Scarcely has she done that when she hears a sound, which, at first, she mistakes for a door with creaky hinges being forcibly opened. She is waiting for evidence of Zaak’s presence nearby when she identifies the noise as being that of a chicken clucking. She cranes her head to have a glimpse of the scene before her and sees SilkHair carrying three live chickens, their heads down, their necks stretched and struggling, wings opening outward and wrestling, their legs tied together with string. Trailing behind him are a couple of the other youths, nerves strained. They are bearing baskets on their heads, their steps hesitant, slow, and exhausted.

She thinks disaster, remembering that she has never killed a chicken in all her years. Neither before she left the country, when there were servants who performed those chores, nor in Toronto, where she bought them ready to go into the oven. She wonders what she must do if the men are too untutored in the art of slaughtering chickens. After all, it does require some training or at least a type of guts to kill to eat. It will be no problem to boil their feathers off and then cook them, if someone hands them over, dead. Her mind is running fast through these and her other inadequacies when SilkHair joins her in the kitchen. He puts down the chickens in a corner on the floor and instructs the others to deposit their basket loads likewise. Just as the other youths make themselves scarce — returning, most likely, to their qaat-chewing — SilkHair crowns his sense of achievement by consulting a piece of paper, his tongue running off the price of potatoes, tomatoes, garlic, carrots, live chickens, washing-up liquid, metal brush, et cetera, first in Somali shillings, then in their dollar equivalent. Then he gives her wads of change in the local currency.

“Well done,” she says. “I am impressed.” Moved, she ruffles his silky hair, almost taking the liberty to hug him and then kiss him.

Expansive joy shines in his eyes. As he gazes into hers, her pupils are set ablaze with memories of her son. She turns her head away as though in obedience to a secret command that tells her not to weep but to rejoice.

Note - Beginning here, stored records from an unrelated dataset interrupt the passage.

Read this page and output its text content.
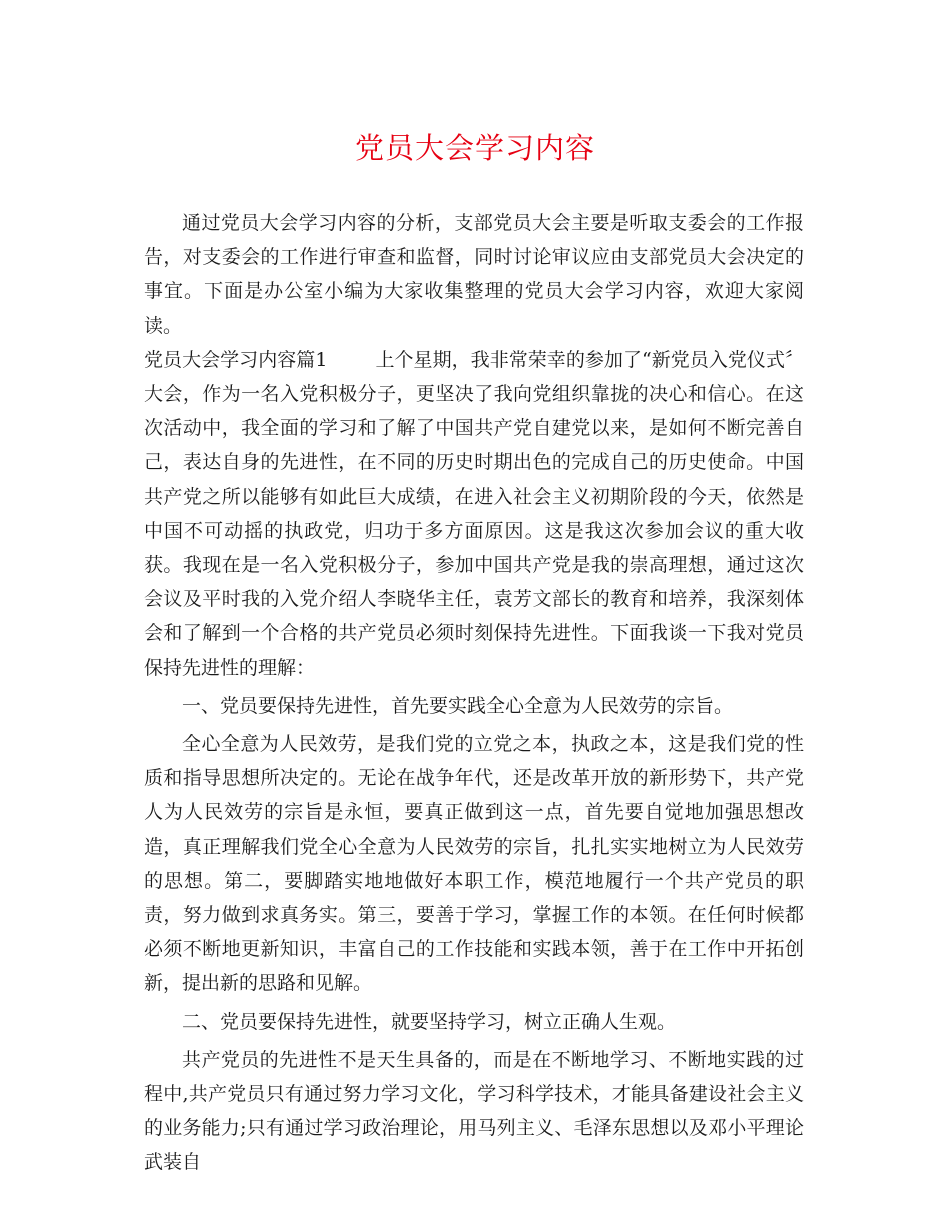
党员大会学习内容

通过党员大会学习内容的分析，支部党员大会主要是听取支委会的工作报告，对支委会的工作进行审查和监督，同时讨论审议应由支部党员大会决定的事宜。下面是办公室小编为大家收集整理的党员大会学习内容，欢迎大家阅读。

党员大会学习内容篇1	上个星期，我非常荣幸的参加了“新党员入党仪式〞大会，作为一名入党积极分子，更坚决了我向党组织靠拢的决心和信心。在这次活动中，我全面的学习和了解了中国共产党自建党以来，是如何不断完善自己，表达自身的先进性，在不同的历史时期出色的完成自己的历史使命。中国共产党之所以能够有如此巨大成绩，在进入社会主义初期阶段的今天，依然是中国不可动摇的执政党，归功于多方面原因。这是我这次参加会议的重大收获。我现在是一名入党积极分子，参加中国共产党是我的崇高理想，通过这次会议及平时我的入党介绍人李晓华主任，袁芳文部长的教育和培养，我深刻体会和了解到一个合格的共产党员必须时刻保持先进性。下面我谈一下我对党员保持先进性的理解：

一、党员要保持先进性，首先要实践全心全意为人民效劳的宗旨。

全心全意为人民效劳，是我们党的立党之本，执政之本，这是我们党的性质和指导思想所决定的。无论在战争年代，还是改革开放的新形势下，共产党人为人民效劳的宗旨是永恒，要真正做到这一点，首先要自觉地加强思想改造，真正理解我们党全心全意为人民效劳的宗旨，扎扎实实地树立为人民效劳的思想。第二，要脚踏实地地做好本职工作，模范地履行一个共产党员的职责，努力做到求真务实。第三，要善于学习，掌握工作的本领。在任何时候都必须不断地更新知识，丰富自己的工作技能和实践本领，善于在工作中开拓创新，提出新的思路和见解。

二、党员要保持先进性，就要坚持学习，树立正确人生观。

共产党员的先进性不是天生具备的，而是在不断地学习、不断地实践的过程中,共产党员只有通过努力学习文化，学习科学技术，才能具备建设社会主义的业务能力;只有通过学习政治理论，用马列主义、毛泽东思想以及邓小平理论武装自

Then something happens for which no one is ready. One of the birds kicks one leg free, and when SilkHair rushes to hold her, she kicks harder and harder until she releases her second leg and jumps out of his grasp, clucking, screeching, and crying, as chickens that know that their time has come, do. Cambara watches determined not to intervene or help him in any way, because she wants to know what stuff he is made of, how patient and resourceful he is, and whether he will tire easily and give up, throwing his hands up in the air.